Factors that worsen outcome
- Hypoxia
- Hypotension
- Raised intracranial pressure (ICP)
- Anaemia
- Hyperthermia
- Epilepsy
- Hypoglycaemia
- Hyperglycaemia
Indications for Intubation Post-Head Injury
- Airway: Loss of airway reflexes or Significant bleeding into the airway
- Hypoxia - PaO2 < 13kPa (98mmHg) on oxygen
- Hypercarbia - PaCO2 > 6kPa (45mmHg)
- Spontaneous hyperventilation causing PaCO2 < 4kPa (30mmHg)
- Irregular respirations
- Disability: GCS < 9
- Seizures
- Before transfer to neurosurgical unit
- Bilateral fractured mandible
- Deteriorating conscious level (Motor component falls by 1 in GCS)
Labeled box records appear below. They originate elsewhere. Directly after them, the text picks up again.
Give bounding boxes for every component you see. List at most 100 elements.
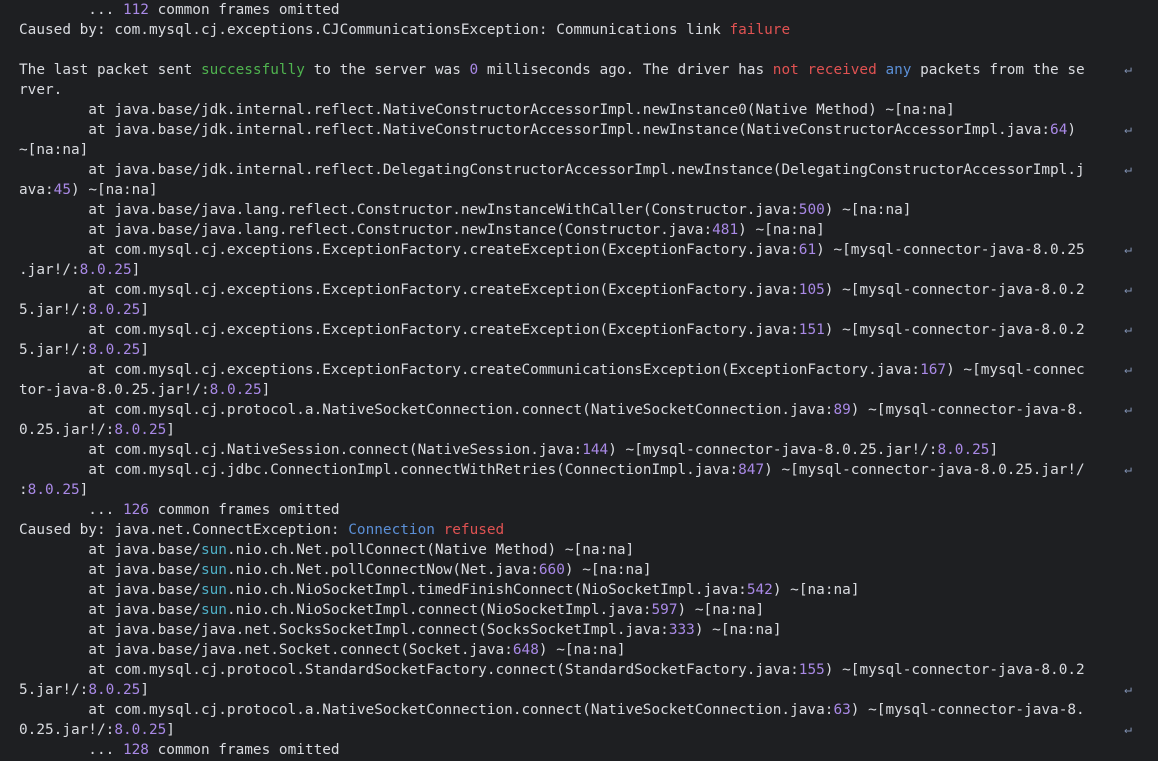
console-text-segment: .nio.ch.Net.pollConnectNow xyxy=(226,562,453,578)
console-text-segment: 481 xyxy=(712,222,739,238)
console-text-segment: : xyxy=(105,422,115,438)
console-text-segment: 500 xyxy=(798,202,825,218)
console-text-segment: ) xyxy=(816,242,825,258)
console-text-segment: at com.mysql.cj.protocol.a.NativeSocketC… xyxy=(19,702,583,718)
console-text-segment: at java.base/jdk.internal.reflect.Native… xyxy=(19,122,739,138)
console-text-segment: common frames omitted xyxy=(148,502,340,518)
console-text-segment: na xyxy=(755,622,773,638)
console-line: ... 126 common frames omitted xyxy=(19,500,1131,520)
console-text-segment: ( xyxy=(400,642,409,658)
console-text-segment: ] xyxy=(166,422,175,438)
console-line: at java.base/sun.nio.ch.NioSocketImpl.co… xyxy=(19,600,1131,620)
console-text-segment: ( xyxy=(599,282,609,298)
console-line: :8.0.25] xyxy=(19,480,1131,500)
console-text-segment: [ xyxy=(790,462,799,478)
console-text-segment: at java.base/ xyxy=(19,562,201,578)
console-text-segment: ] xyxy=(140,302,149,318)
console-text-segment: 45 xyxy=(53,182,71,198)
console-text-segment: : xyxy=(729,602,739,618)
console-text-segment: ) xyxy=(547,542,557,558)
console-text-segment: ~ xyxy=(616,442,635,458)
console-text-segment: NativeSocketConnection.java xyxy=(590,702,825,718)
console-text-segment: na xyxy=(573,642,591,658)
soft-wrap-icon: ↵ xyxy=(1124,722,1132,737)
console-text-segment: na xyxy=(798,222,817,238)
console-text-segment: ConnectionImpl.java xyxy=(564,462,730,478)
console-line: ... 128 common frames omitted xyxy=(19,740,1131,760)
console-text-segment: na xyxy=(712,602,730,618)
console-text-segment: ] xyxy=(79,482,89,498)
console-text-segment: : xyxy=(45,182,54,198)
console-text-segment: tor-java-8.0.25.jar!/ xyxy=(19,382,201,398)
console-text-segment: at com.mysql.cj.exceptions.ExceptionFact… xyxy=(19,322,600,338)
console-text-segment: ] xyxy=(166,722,175,738)
console-text-segment: na xyxy=(105,182,123,198)
console-text-segment: ~ xyxy=(833,202,851,218)
console-text-segment: : xyxy=(738,582,747,598)
console-text-segment: ~ xyxy=(954,362,973,378)
console-text-segment: 542 xyxy=(746,582,773,598)
console-line: at java.base/sun.nio.ch.Net.pollConnect(… xyxy=(19,540,1131,560)
console-text-segment: ] xyxy=(850,582,860,598)
console-text-segment: at java.base/java.net.SocksSocketImpl.co… xyxy=(19,622,479,638)
console-text-segment: [ xyxy=(703,602,713,618)
soft-wrap-icon: ↵ xyxy=(1124,362,1132,377)
console-output[interactable]: ... 112 common frames omitted Caused by: … xyxy=(0,0,1158,761)
console-text-segment: at java.base/jdk.internal.reflect.Native… xyxy=(19,102,747,118)
console-line: The last packet sent successfully to the… xyxy=(19,60,1131,80)
console-text-segment: 8.0.25 xyxy=(88,302,141,318)
console-text-segment: .nio.ch.NioSocketImpl.connect xyxy=(226,602,479,618)
console-text-segment: sun xyxy=(200,542,227,558)
console-text-segment: ( xyxy=(556,222,565,238)
console-text-segment: Native Method xyxy=(755,102,869,118)
console-text-segment: The last packet sent xyxy=(19,62,201,78)
console-line: at com.mysql.cj.NativeSession.connect(Na… xyxy=(19,440,1131,460)
console-text-segment: 8.0.25 xyxy=(27,482,80,498)
console-text-segment: DelegatingConstructorAccessorImpl.j xyxy=(781,162,1085,178)
console-text-segment: na xyxy=(859,202,877,218)
console-text-segment: [ xyxy=(564,642,574,658)
console-text-segment: at java.base/jdk.internal.reflect.Delega… xyxy=(19,162,773,178)
console-text-segment: at com.mysql.cj.jdbc.ConnectionImpl.conn… xyxy=(19,462,557,478)
console-text-segment: ( xyxy=(582,402,591,418)
console-text-segment: NioSocketImpl.java xyxy=(582,582,739,598)
console-text-segment: ~ xyxy=(556,542,574,558)
console-text-segment: at com.mysql.cj.exceptions.ExceptionFact… xyxy=(19,242,600,258)
soft-wrap-icon: ↵ xyxy=(1124,62,1132,77)
console-line: at java.base/sun.nio.ch.NioSocketImpl.ti… xyxy=(19,580,1131,600)
console-text-segment: 660 xyxy=(538,562,565,578)
console-text-segment: java.net.ConnectException xyxy=(105,522,331,538)
console-text-segment: at com.mysql.cj.exceptions.ExceptionFact… xyxy=(19,362,721,378)
console-text-segment: ~ xyxy=(746,222,765,238)
console-text-segment: na xyxy=(772,222,791,238)
console-text-segment: ] xyxy=(140,342,149,358)
console-text-segment: 128 xyxy=(122,742,149,758)
console-line: 5.jar!/:8.0.25] xyxy=(19,300,1131,320)
console-text-segment: ( xyxy=(599,322,609,338)
console-text-segment: ( xyxy=(738,122,747,138)
console-line: at com.mysql.cj.protocol.a.NativeSocketC… xyxy=(19,400,1131,420)
console-text-segment: 89 xyxy=(833,402,851,418)
console-text-segment: ) xyxy=(538,642,548,658)
console-text-segment: sun xyxy=(200,582,227,598)
console-text-segment: 333 xyxy=(668,622,695,638)
console-text-segment: 105 xyxy=(798,282,825,298)
console-line: tor-java-8.0.25.jar!/:8.0.25] xyxy=(19,380,1131,400)
console-text-segment: ( xyxy=(478,622,487,638)
console-text-segment: 63 xyxy=(833,702,851,718)
console-text-segment: na xyxy=(885,202,903,218)
console-text-segment: ~ xyxy=(686,602,704,618)
console-text-segment: na xyxy=(599,642,617,658)
console-text-segment: ] xyxy=(989,442,999,458)
console-text-segment: StandardSocketFactory.java xyxy=(564,662,791,678)
console-text-segment: sun xyxy=(200,562,227,578)
console-text-segment: ) xyxy=(868,102,877,118)
console-line: at java.base/java.lang.reflect.Construct… xyxy=(19,220,1131,240)
console-text-segment: 8.0.25 xyxy=(114,422,167,438)
console-text-segment: ( xyxy=(556,662,565,678)
console-text-segment: ] xyxy=(79,142,89,158)
console-text-segment: : xyxy=(599,542,609,558)
console-text-segment: na xyxy=(608,542,626,558)
console-text-segment: na xyxy=(62,142,80,158)
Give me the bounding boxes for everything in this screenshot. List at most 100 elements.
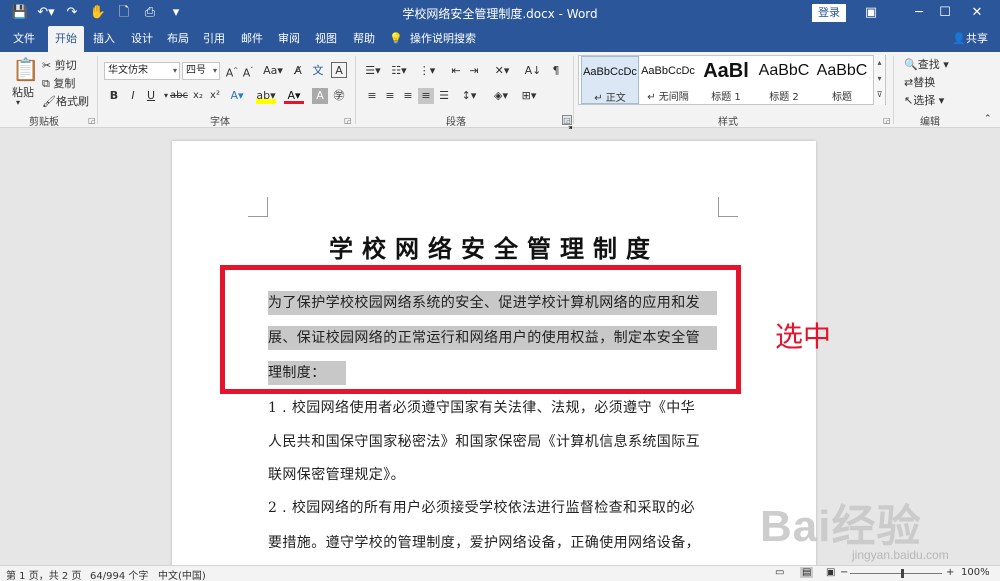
zoom-out-icon[interactable]: − [840, 567, 848, 578]
collapse-ribbon-icon[interactable]: ⌃ [984, 114, 992, 124]
borders-icon[interactable]: ⊞▾ [518, 88, 540, 104]
zoom-level[interactable]: 100% [961, 567, 990, 578]
status-bar: 第 1 页，共 2 页 64/994 个字 中文(中国) ▭ ▤ ▣ − + 1… [0, 565, 1000, 581]
find-button[interactable]: 🔍查找 ▾ [904, 56, 949, 72]
select-button[interactable]: ↖选择 ▾ [904, 92, 944, 108]
bold-icon[interactable]: B [106, 88, 122, 104]
font-size-combo[interactable]: 四号 ▾ [182, 62, 220, 80]
align-right-icon[interactable]: ≡ [400, 88, 416, 104]
distributed-icon[interactable]: ☰ [436, 88, 452, 104]
font-size-value: 四号 [186, 65, 206, 76]
tab-help[interactable]: 帮助 [346, 26, 382, 52]
strikethrough-icon[interactable]: abc [170, 88, 188, 104]
enclose-characters-icon[interactable]: ㊫ [331, 88, 347, 104]
bullets-icon[interactable]: ☰▾ [362, 63, 384, 79]
line-spacing-icon[interactable]: ↕▾ [458, 88, 480, 104]
sort-icon[interactable]: A↓ [524, 63, 542, 79]
paste-icon[interactable]: 📋 [12, 58, 39, 83]
tab-mailings[interactable]: 邮件 [234, 26, 270, 52]
styles-launcher-icon[interactable]: ◲ [883, 116, 891, 125]
print-layout-icon[interactable]: ▤ [800, 567, 814, 578]
font-group-label: 字体 [210, 117, 230, 128]
highlight-icon[interactable]: ab▾ [256, 88, 276, 104]
zoom-slider-thumb[interactable] [901, 569, 904, 578]
character-shading-icon[interactable]: A [312, 88, 328, 104]
tab-review[interactable]: 审阅 [271, 26, 307, 52]
tab-file[interactable]: 文件 [6, 26, 42, 52]
tab-references[interactable]: 引用 [196, 26, 232, 52]
zoom-slider[interactable] [850, 573, 942, 574]
web-layout-icon[interactable]: ▣ [826, 567, 835, 578]
font-launcher-icon[interactable]: ◲ [344, 116, 352, 125]
document-line[interactable]: 要措施。遵守学校的管理制度，爱护网络设备，正确使用网络设备， [268, 531, 700, 555]
tab-home[interactable]: 开始 [48, 26, 84, 52]
search-icon: 🔍 [904, 58, 918, 71]
replace-button[interactable]: ⇄替换 [904, 74, 935, 90]
justify-icon[interactable]: ≡ [418, 88, 434, 104]
decrease-indent-icon[interactable]: ⇤ [448, 63, 464, 79]
chevron-down-icon[interactable]: ▾ [874, 71, 885, 87]
page-indicator[interactable]: 第 1 页，共 2 页 [6, 567, 81, 581]
tab-layout[interactable]: 布局 [160, 26, 196, 52]
zoom-in-icon[interactable]: + [946, 567, 954, 578]
numbering-icon[interactable]: ☷▾ [388, 63, 410, 79]
tab-view[interactable]: 视图 [308, 26, 344, 52]
increase-indent-icon[interactable]: ⇥ [466, 63, 482, 79]
phonetic-guide-icon[interactable]: 文 [310, 63, 326, 79]
document-line[interactable]: 1 . 校园网络使用者必须遵守国家有关法律、法规，必须遵守《中华 [268, 396, 695, 420]
font-color-icon[interactable]: A▾ [284, 88, 304, 104]
style-sample: AaBbCcDc [583, 66, 637, 78]
tab-insert[interactable]: 插入 [86, 26, 122, 52]
superscript-icon[interactable]: x² [207, 88, 223, 104]
margin-corner [248, 197, 268, 217]
lightbulb-icon: 💡 [389, 32, 403, 45]
style-title[interactable]: AaBbC 标题 [813, 56, 871, 104]
chinese-layout-icon[interactable]: ✕▾ [492, 63, 512, 79]
clear-formatting-icon[interactable]: A̸ [290, 63, 306, 79]
document-line[interactable]: 联网保密管理规定》。 [268, 463, 405, 487]
shading-icon[interactable]: ◈▾ [490, 88, 512, 104]
copy-button[interactable]: ⧉ 复制 [42, 75, 75, 91]
share-button[interactable]: 👤共享 [952, 26, 988, 52]
clipboard-launcher-icon[interactable]: ◲ [88, 116, 96, 125]
tab-design[interactable]: 设计 [124, 26, 160, 52]
underline-icon[interactable]: U [143, 88, 159, 104]
document-line[interactable]: 2 . 校园网络的所有用户必须接受学校依法进行监督检查和采取的必 [268, 496, 695, 520]
show-marks-icon[interactable]: ¶ [548, 63, 564, 79]
cut-button[interactable]: ✂ 剪切 [42, 57, 77, 73]
style-heading-1[interactable]: AaBl 标题 1 [697, 56, 755, 104]
style-no-spacing[interactable]: AaBbCcDc ↵ 无间隔 [639, 56, 697, 104]
grow-font-icon[interactable]: A^ [224, 63, 240, 80]
watermark-text: Bai经验 [760, 502, 922, 551]
italic-icon[interactable]: I [125, 88, 141, 104]
multilevel-list-icon[interactable]: ⋮▾ [416, 63, 438, 79]
font-name-combo[interactable]: 华文仿宋 ▾ [104, 62, 180, 80]
login-button[interactable]: 登录 [812, 4, 846, 22]
close-icon[interactable]: ✕ [954, 0, 1000, 26]
word-count[interactable]: 64/994 个字 [90, 567, 148, 581]
document-line[interactable]: 人民共和国保守国家秘密法》和国家保密局《计算机信息系统国际互 [268, 430, 700, 454]
find-label: 查找 [917, 58, 940, 71]
language-indicator[interactable]: 中文(中国) [158, 567, 206, 581]
ribbon-display-icon[interactable]: ▣ [848, 0, 894, 26]
character-border-icon[interactable]: A [331, 62, 347, 78]
change-case-icon[interactable]: Aa▾ [262, 63, 284, 79]
styles-scroll[interactable]: ▴ ▾ ⊽ [873, 55, 885, 105]
shrink-font-icon[interactable]: Aˇ [240, 63, 256, 80]
format-painter-button[interactable]: 🖌格式刷 [42, 93, 89, 109]
read-mode-icon[interactable]: ▭ [775, 567, 784, 578]
align-center-icon[interactable]: ≡ [382, 88, 398, 104]
tell-me-search[interactable]: 操作说明搜索 [408, 26, 478, 52]
font-name-value: 华文仿宋 [108, 65, 148, 76]
margin-corner [718, 197, 738, 217]
style-sample: AaBbCcDc [641, 65, 695, 77]
text-effects-icon[interactable]: A▾ [229, 88, 245, 104]
chevron-up-icon[interactable]: ▴ [874, 55, 885, 71]
paste-dropdown-icon[interactable]: ▾ [16, 98, 20, 107]
style-normal[interactable]: AaBbCcDc ↵ 正文 [581, 56, 639, 104]
more-styles-icon[interactable]: ⊽ [874, 87, 885, 103]
align-left-icon[interactable]: ≡ [364, 88, 380, 104]
style-name: ↵ 正文 [594, 93, 626, 104]
subscript-icon[interactable]: x₂ [190, 88, 206, 104]
style-heading-2[interactable]: AaBbC 标题 2 [755, 56, 813, 104]
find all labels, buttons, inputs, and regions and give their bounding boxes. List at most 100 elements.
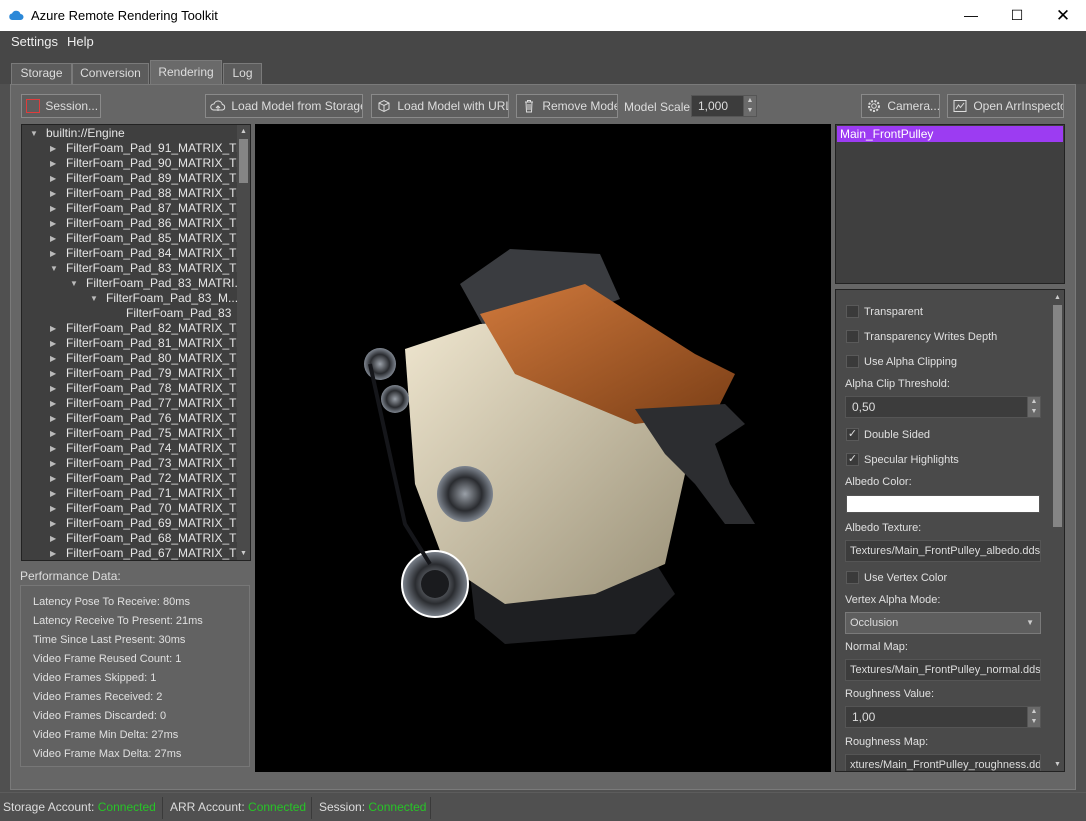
properties-scrollbar[interactable]: ▲ ▼ <box>1051 291 1064 771</box>
chevron-right-icon[interactable]: ▶ <box>50 501 56 516</box>
chevron-right-icon[interactable]: ▶ <box>50 216 56 231</box>
transparent-checkbox-box[interactable] <box>846 305 859 318</box>
albedo-texture-field[interactable]: Textures/Main_FrontPulley_albedo.dds <box>845 540 1041 562</box>
transparency-writes-depth-checkbox-box[interactable] <box>846 330 859 343</box>
vertex-alpha-mode-select[interactable]: Occlusion ▼ <box>845 612 1041 634</box>
tree-item[interactable]: ▶ FilterFoam_Pad_82_MATRIX_Tr... <box>50 321 249 336</box>
chevron-right-icon[interactable]: ▶ <box>50 381 56 396</box>
use-alpha-clipping-checkbox-box[interactable] <box>846 355 859 368</box>
tree-item[interactable]: ▼ builtin://Engine <box>30 126 125 141</box>
spin-up-icon[interactable]: ▲ <box>1028 397 1040 407</box>
close-button[interactable]: ✕ <box>1040 0 1086 31</box>
scroll-thumb[interactable] <box>1053 305 1062 527</box>
tree-item[interactable]: ▶ FilterFoam_Pad_80_MATRIX_Tr... <box>50 351 249 366</box>
tree-item[interactable]: ▼ FilterFoam_Pad_83_MATRIX_Tr... <box>50 261 249 276</box>
model-scale-input[interactable]: 1,000 ▲ ▼ <box>691 95 757 117</box>
scroll-up-icon[interactable]: ▲ <box>237 125 250 138</box>
chevron-right-icon[interactable]: ▶ <box>50 351 56 366</box>
use-vertex-color-checkbox-box[interactable] <box>846 571 859 584</box>
spin-down-icon[interactable]: ▼ <box>1028 407 1040 417</box>
tree-item[interactable]: ▶ FilterFoam_Pad_81_MATRIX_Tr... <box>50 336 249 351</box>
roughness-value-input[interactable]: 1,00 ▲ ▼ <box>845 706 1041 728</box>
scroll-thumb[interactable] <box>239 139 248 183</box>
tree-item[interactable]: ▶ FilterFoam_Pad_79_MATRIX_Tr... <box>50 366 249 381</box>
tree-item[interactable]: ▶ FilterFoam_Pad_71_MATRIX_Tr... <box>50 486 249 501</box>
menu-settings[interactable]: Settings <box>11 34 58 49</box>
scroll-down-icon[interactable]: ▼ <box>237 547 250 560</box>
spin-down-icon[interactable]: ▼ <box>1028 717 1040 727</box>
normal-map-field[interactable]: Textures/Main_FrontPulley_normal.dds <box>845 659 1041 681</box>
tree-item[interactable]: ▶ FilterFoam_Pad_91_MATRIX_Tr... <box>50 141 249 156</box>
remove-models-button[interactable]: Remove Models <box>516 94 618 118</box>
tree-item[interactable]: ▶ FilterFoam_Pad_69_MATRIX_Tr... <box>50 516 249 531</box>
tree-item[interactable]: ▶ FilterFoam_Pad_73_MATRIX_Tr... <box>50 456 249 471</box>
tree-scrollbar[interactable]: ▲ ▼ <box>237 125 250 560</box>
session-button[interactable]: Session... <box>21 94 101 118</box>
camera-button[interactable]: Camera... <box>861 94 940 118</box>
spin-down-icon[interactable]: ▼ <box>744 106 756 116</box>
tree-item[interactable]: ▶ FilterFoam_Pad_84_MATRIX_Tr... <box>50 246 249 261</box>
chevron-right-icon[interactable]: ▶ <box>50 336 56 351</box>
chevron-right-icon[interactable]: ▶ <box>50 546 56 560</box>
tree-item[interactable]: ▼ FilterFoam_Pad_83_M... <box>90 291 238 306</box>
chevron-down-icon[interactable]: ▼ <box>50 261 58 276</box>
minimize-button[interactable]: — <box>948 0 994 31</box>
chevron-right-icon[interactable]: ▶ <box>50 171 56 186</box>
chevron-right-icon[interactable]: ▶ <box>50 201 56 216</box>
chevron-down-icon[interactable]: ▼ <box>70 276 78 291</box>
scene-tree[interactable]: ▼ builtin://Engine ▶ FilterFoam_Pad_91_MATR… <box>21 124 251 561</box>
tree-item[interactable]: ▶ FilterFoam_Pad_89_MATRIX_Tr... <box>50 171 249 186</box>
chevron-right-icon[interactable]: ▶ <box>50 486 56 501</box>
chevron-down-icon[interactable]: ▼ <box>90 291 98 306</box>
scroll-up-icon[interactable]: ▲ <box>1051 291 1064 304</box>
selection-list[interactable]: Main_FrontPulley <box>835 124 1065 284</box>
double-sided-checkbox-box[interactable]: ✓ <box>846 428 859 441</box>
chevron-right-icon[interactable]: ▶ <box>50 156 56 171</box>
chevron-right-icon[interactable]: ▶ <box>50 396 56 411</box>
tree-item[interactable]: ▶ FilterFoam_Pad_78_MATRIX_Tr... <box>50 381 249 396</box>
tree-item[interactable]: ▶ FilterFoam_Pad_74_MATRIX_Tr... <box>50 441 249 456</box>
tree-item[interactable]: ▶ FilterFoam_Pad_67_MATRIX_Tr... <box>50 546 249 560</box>
selection-item[interactable]: Main_FrontPulley <box>837 126 1063 142</box>
roughness-map-field[interactable]: xtures/Main_FrontPulley_roughness.dds <box>845 754 1041 771</box>
load-model-storage-button[interactable]: Load Model from Storage... <box>205 94 363 118</box>
tab-log[interactable]: Log <box>223 63 262 84</box>
chevron-right-icon[interactable]: ▶ <box>50 246 56 261</box>
chevron-right-icon[interactable]: ▶ <box>50 141 56 156</box>
specular-highlights-checkbox-box[interactable]: ✓ <box>846 453 859 466</box>
tree-item[interactable]: ▼ FilterFoam_Pad_83_MATRI... <box>70 276 245 291</box>
tab-storage[interactable]: Storage <box>11 63 72 84</box>
chevron-right-icon[interactable]: ▶ <box>50 411 56 426</box>
open-arrinspector-button[interactable]: Open ArrInspector <box>947 94 1064 118</box>
tree-item[interactable]: ▶ FilterFoam_Pad_76_MATRIX_Tr... <box>50 411 249 426</box>
tree-item[interactable]: ▶ FilterFoam_Pad_85_MATRIX_Tr... <box>50 231 249 246</box>
tree-item[interactable]: ▶ FilterFoam_Pad_75_MATRIX_Tr... <box>50 426 249 441</box>
tab-conversion[interactable]: Conversion <box>72 63 149 84</box>
load-model-url-button[interactable]: Load Model with URL... <box>371 94 509 118</box>
tree-item[interactable]: FilterFoam_Pad_83 <box>126 306 231 321</box>
tree-item[interactable]: ▶ FilterFoam_Pad_87_MATRIX_Tr... <box>50 201 249 216</box>
tree-item[interactable]: ▶ FilterFoam_Pad_72_MATRIX_Tr... <box>50 471 249 486</box>
tree-item[interactable]: ▶ FilterFoam_Pad_70_MATRIX_Tr... <box>50 501 249 516</box>
chevron-right-icon[interactable]: ▶ <box>50 531 56 546</box>
tree-item[interactable]: ▶ FilterFoam_Pad_88_MATRIX_Tr... <box>50 186 249 201</box>
tree-item[interactable]: ▶ FilterFoam_Pad_90_MATRIX_Tr... <box>50 156 249 171</box>
menu-help[interactable]: Help <box>67 34 94 49</box>
tree-item[interactable]: ▶ FilterFoam_Pad_68_MATRIX_Tr... <box>50 531 249 546</box>
scroll-down-icon[interactable]: ▼ <box>1051 758 1064 771</box>
tree-item[interactable]: ▶ FilterFoam_Pad_86_MATRIX_Tr... <box>50 216 249 231</box>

Summary of Therapeutic Targets in Managing Severe Head Injury
- PaO2 > 13kPa (98mmHg)
- PaCO2 of 4.5 - 5.0kPa (34- 38mmHg)
- A lower PaCO2 , = 4kPa (30mmHg), should be targeted with clinical or radiological signs of intracranial hypertension
- MAP = 80 mmHg (in the absence of ICP monitoring)
- Glucose 4-8 mmol/l
- Temperature < 37 C
- If ICP monitoring in situ : CPP 50 - 70mmHg , ICP < 20mmHg
Management of Raised ICP
- ICP above 20mmHg requires urgent treatment.
- IN absence of ICP monitoring Look for signs : dilated pupils and low GCS
- Targets PaCO2 ~ 4.5kPa (34mmHg)
- Target PaO2 > 13kPa (98mmHg)
- Target temperature < 37 C).
- Mannitol (0.25 - 0.5g / kg) or hypertonic saline (e.g. 100mls 5% saline)
- Consider Moderate Hyperventilation which is ventilation to achieve a target PaCO2 of approximately 4kPa (30mmHg) with the aim of further reducing ICP through reducing cerebral blood flow. However this can worsen perfusion.
- Therapeutic hypothermia, cooling to 34 C, can be induced. This reduces cerebral metabolic rate and cerebral oxygen consumption. A neuromuscular blocker is required to prevent shivering. Side effects include immunosuppression, coagulopathy and pancreatitis.
- Thiopentone can also be used to suppress cerebral metabolism.
- Decompressive crainectomy. In this procedure a bone flap is removed from the skull in an attempt to decompress cerebral swelling.